“The Little Knife” may not necessarily be the best short story that Michael Chabon ever wrote or even the most representative of character and event. It is, after all, one of five which comprise the second half of his collection, A Model World and Other Stories. The five tales grouped together under the subheading Part II: The Lost World are all connected through the unifying device of the same family unit being the center of each story. Part I: A Model World, by contrast, features stories that are not similarly defined by any such associational linkage. Thus, in its role as one singular part of an otherwise cohesive whole, “The Little Knife” stands out as a little more idiosyncratic than fully representative of Chabon’s short fiction overall, but situated within the heart of the story is an element which can be more broadly applied across the swath of his body of work.

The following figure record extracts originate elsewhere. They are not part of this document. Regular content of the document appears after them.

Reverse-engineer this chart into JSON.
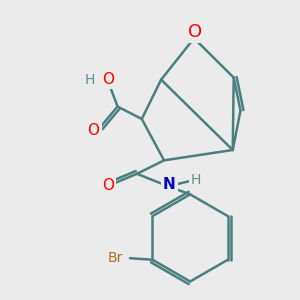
{
  "background_color": "#ebebeb",
  "bond_color": "#4a7f7f",
  "bond_width": 1.8,
  "atom_colors": {
    "O": "#ff0000",
    "N": "#0000cc",
    "Br": "#b07020",
    "C": "#4a7f7f",
    "H": "#5a8f8f"
  },
  "font_size": 11,
  "fig_width": 3.0,
  "fig_height": 3.0
}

Nathan Shapiro is the 10-year-old protagonist at the center of the domestic drama being told in “The Little Knife.” He must bear brutal witness to the sight of his parents arguing pretty much non-stop. He is quite, shy, introspective, a big reader with few friends and no social life. On top of all that, he has a younger brother and the sibling rivalry is intensifying a result of Nathan’s jealousy toward Ricky’s easy popularity. The title cutting instrument becomes the talisman buy which this outsider living in a world forced upon him seeks to gain some small measure of control. He will use it to stimulate the argumentative nature of his parents which cause him such pain. It may be counterintuitive to the point of unconscious masochism, but at least he will finally have a feeling of control over the external forces bearing down upon him. This is heady stuff for a 10-year-old, of course, and that is likely the point of making Nathan the focus of this family drama. It is here, within this story, Chabon seems to be saying relative to his other short stories, where it all begins.

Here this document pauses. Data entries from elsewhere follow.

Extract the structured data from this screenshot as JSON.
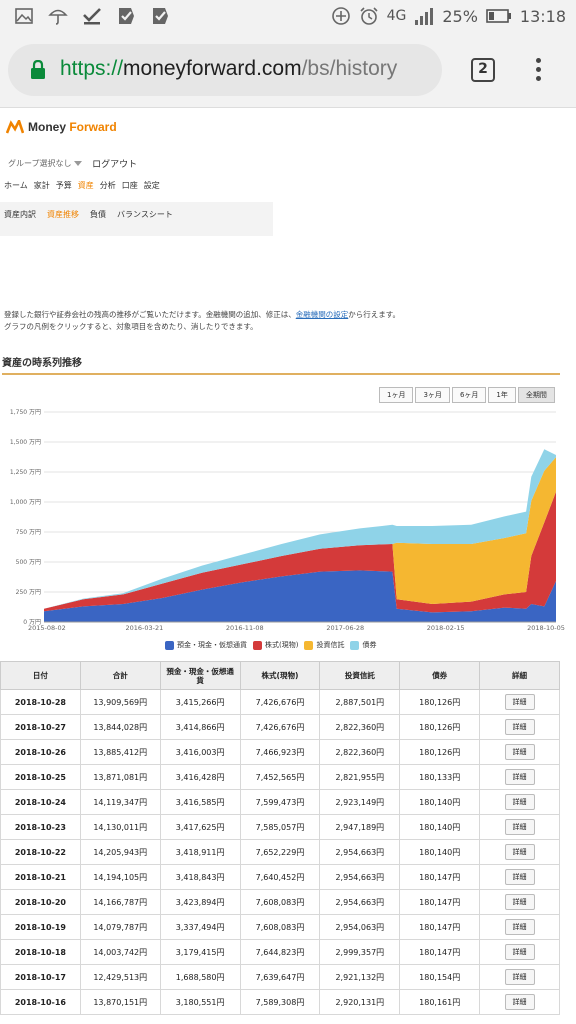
{
  "statusbar": {
    "time": "13:18",
    "battery": "25%",
    "network": "4G",
    "icons": [
      "gallery-icon",
      "umbrella-icon",
      "check-icon",
      "check-app-icon",
      "check-app2-icon",
      "add-circle-icon",
      "alarm-icon"
    ]
  },
  "browser": {
    "url_scheme": "https://",
    "url_host": "moneyforward.com",
    "url_path": "/bs/history",
    "tab_count": "2"
  },
  "header": {
    "logo_text_1": "Money ",
    "logo_text_2": "Forward",
    "group_select": "グループ選択なし",
    "logout": "ログアウト"
  },
  "mainnav": [
    "ホーム",
    "家計",
    "予算",
    "資産",
    "分析",
    "口座",
    "設定"
  ],
  "mainnav_active": 3,
  "subnav": [
    "資産内訳",
    "資産推移",
    "負債",
    "バランスシート"
  ],
  "subnav_active": 1,
  "description": {
    "line1_a": "登録した銀行や証券会社の残高の推移がご覧いただけます。金融機関の追加、修正は、",
    "line1_link": "金融機関の設定",
    "line1_b": "から行えます。",
    "line2": "グラフの凡例をクリックすると、対象項目を含めたり、消したりできます。"
  },
  "section_title": "資産の時系列推移",
  "ranges": [
    "1ヶ月",
    "3ヶ月",
    "6ヶ月",
    "1年",
    "全期間"
  ],
  "ranges_active": 4,
  "chart_data": {
    "type": "area",
    "stacked": true,
    "y_unit_ticks": [
      "0 万円",
      "250 万円",
      "500 万円",
      "750 万円",
      "1,000 万円",
      "1,250 万円",
      "1,500 万円",
      "1,750 万円"
    ],
    "ylim": [
      0,
      1750
    ],
    "x_tick_labels": [
      "2015-08-02",
      "2016-03-21",
      "2016-11-08",
      "2017-06-28",
      "2018-02-15",
      "2018-10-05"
    ],
    "x_range": [
      "2015-08-02",
      "2018-10-28"
    ],
    "x": [
      "2015-08-02",
      "2015-11-01",
      "2016-02-01",
      "2016-05-01",
      "2016-08-01",
      "2016-11-01",
      "2017-02-01",
      "2017-05-01",
      "2017-08-01",
      "2017-10-15",
      "2017-10-25",
      "2018-01-15",
      "2018-04-15",
      "2018-07-01",
      "2018-08-20",
      "2018-09-01",
      "2018-10-01",
      "2018-10-28"
    ],
    "series": [
      {
        "name": "預金・現金・仮想通貨",
        "color": "#3a65c3",
        "values": [
          90,
          130,
          150,
          200,
          270,
          330,
          380,
          420,
          430,
          420,
          110,
          80,
          90,
          120,
          110,
          150,
          130,
          342
        ]
      },
      {
        "name": "株式(現物)",
        "color": "#d43a3a",
        "values": [
          20,
          60,
          80,
          120,
          140,
          150,
          170,
          190,
          210,
          230,
          80,
          70,
          80,
          110,
          140,
          400,
          700,
          743
        ]
      },
      {
        "name": "投資信託",
        "color": "#f5b731",
        "values": [
          0,
          0,
          0,
          0,
          0,
          0,
          0,
          0,
          0,
          0,
          470,
          500,
          480,
          470,
          490,
          460,
          430,
          289
        ]
      },
      {
        "name": "債券",
        "color": "#8fd3e8",
        "values": [
          0,
          5,
          10,
          40,
          60,
          80,
          100,
          120,
          140,
          160,
          140,
          150,
          160,
          180,
          180,
          200,
          180,
          18
        ]
      }
    ]
  },
  "table": {
    "headers": [
      "日付",
      "合計",
      "預金・現金・仮想通貨",
      "株式(現物)",
      "投資信託",
      "債券",
      "詳細"
    ],
    "detail_label": "詳細",
    "rows": [
      [
        "2018-10-28",
        "13,909,569円",
        "3,415,266円",
        "7,426,676円",
        "2,887,501円",
        "180,126円"
      ],
      [
        "2018-10-27",
        "13,844,028円",
        "3,414,866円",
        "7,426,676円",
        "2,822,360円",
        "180,126円"
      ],
      [
        "2018-10-26",
        "13,885,412円",
        "3,416,003円",
        "7,466,923円",
        "2,822,360円",
        "180,126円"
      ],
      [
        "2018-10-25",
        "13,871,081円",
        "3,416,428円",
        "7,452,565円",
        "2,821,955円",
        "180,133円"
      ],
      [
        "2018-10-24",
        "14,119,347円",
        "3,416,585円",
        "7,599,473円",
        "2,923,149円",
        "180,140円"
      ],
      [
        "2018-10-23",
        "14,130,011円",
        "3,417,625円",
        "7,585,057円",
        "2,947,189円",
        "180,140円"
      ],
      [
        "2018-10-22",
        "14,205,943円",
        "3,418,911円",
        "7,652,229円",
        "2,954,663円",
        "180,140円"
      ],
      [
        "2018-10-21",
        "14,194,105円",
        "3,418,843円",
        "7,640,452円",
        "2,954,663円",
        "180,147円"
      ],
      [
        "2018-10-20",
        "14,166,787円",
        "3,423,894円",
        "7,608,083円",
        "2,954,663円",
        "180,147円"
      ],
      [
        "2018-10-19",
        "14,079,787円",
        "3,337,494円",
        "7,608,083円",
        "2,954,063円",
        "180,147円"
      ],
      [
        "2018-10-18",
        "14,003,742円",
        "3,179,415円",
        "7,644,823円",
        "2,999,357円",
        "180,147円"
      ],
      [
        "2018-10-17",
        "12,429,513円",
        "1,688,580円",
        "7,639,647円",
        "2,921,132円",
        "180,154円"
      ],
      [
        "2018-10-16",
        "13,870,151円",
        "3,180,551円",
        "7,589,308円",
        "2,920,131円",
        "180,161円"
      ]
    ]
  }
}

What begins in childhood eventually becomes expressed in adulthood as that existential despair over having no say even in the course of much of one’s own life. A little chunk of little Nathan can be found in Ira in the story “S Angel” who while attending his cousin Sheila’s wedding is all but sexually assaulted by a hot guest and whom he has no trouble rejecting because control over his love life is permanently out of his hands thanks to the institution of marriage and the taboo against incest. The desperation of the little boy who steals a knife as a small screw-you to the world is also found in “A Model World” at moment he opens up the cover of a book titled Antarctic Models of Induced Nephokinesis. It is expressed failed marriage of Bobby and Suzette in “Ocean Avenue” when their divorce is marked by revenge selling the priceless collectibles held so dear by the other.
These are the populating the short stories of Michal Chabon. He is not great innovator in the art of telling a story, preferring the classical approach which has worked for writers from Chekhov to Ann Beattie. He is no creator of characters made memorable by their flawed humanity like a Carson McCullers or Flannery O’Connor. He does not seek to engage the fantastical to make normal human behavior seem a little more explicable like Shirley Jackson. He simply tells stories in a straightforward manner about people living normal lives of quiet desperation. A desperation informed not by exceptional existential crises, but the everyday sort experienced by everyone who wonders if the moment will ever come when they can just get a firm grip on the direction of the rest of their life.